This is the code implementation for splitting the original dataset into a training dataset and a test dataset, and it follows the leave-one-out evaluation rule (more details are in: Xiangnan He, et al. Fast Matrix Factorization for Online Recommendation with Implicit Feedback. SIGIR'16).
Python ≥ 3.6, Pandas ≥ 1.0, NumPy ≥ 1.19.
Every dataset should contain four columns which represent userId
, itemId
, rating
and timestamp
respectively. Please re-arrange the IDs of users or items if there are some IDs (between the minimum ID and the maximum ID) never appearing in the original dataset to constitute a smaller and denser user-item interaction matrix before using this repository to split the dataset. Also, make sure that the IDs for both users and items start from 0.

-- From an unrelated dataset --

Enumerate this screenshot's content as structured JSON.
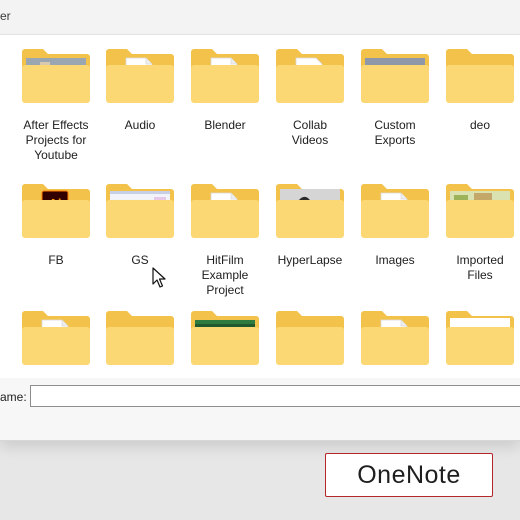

Take the MovieLens-100K dataset for example, you can use the following command to process the dataset (Please follow the above requirements to convert the original u.data
file to the ratings.csv
file):
python main.py --path Data/ml-100k --dataset ratings.csv --num_neg 4 --sep "," --header 0
After it is completed, you will get the training dataset train.csv
and the test dataset evaluate_negative_samples.csv
for the original dataset. You can then copy these files or the whole folder to your destination file path for conducting subsequent attacks.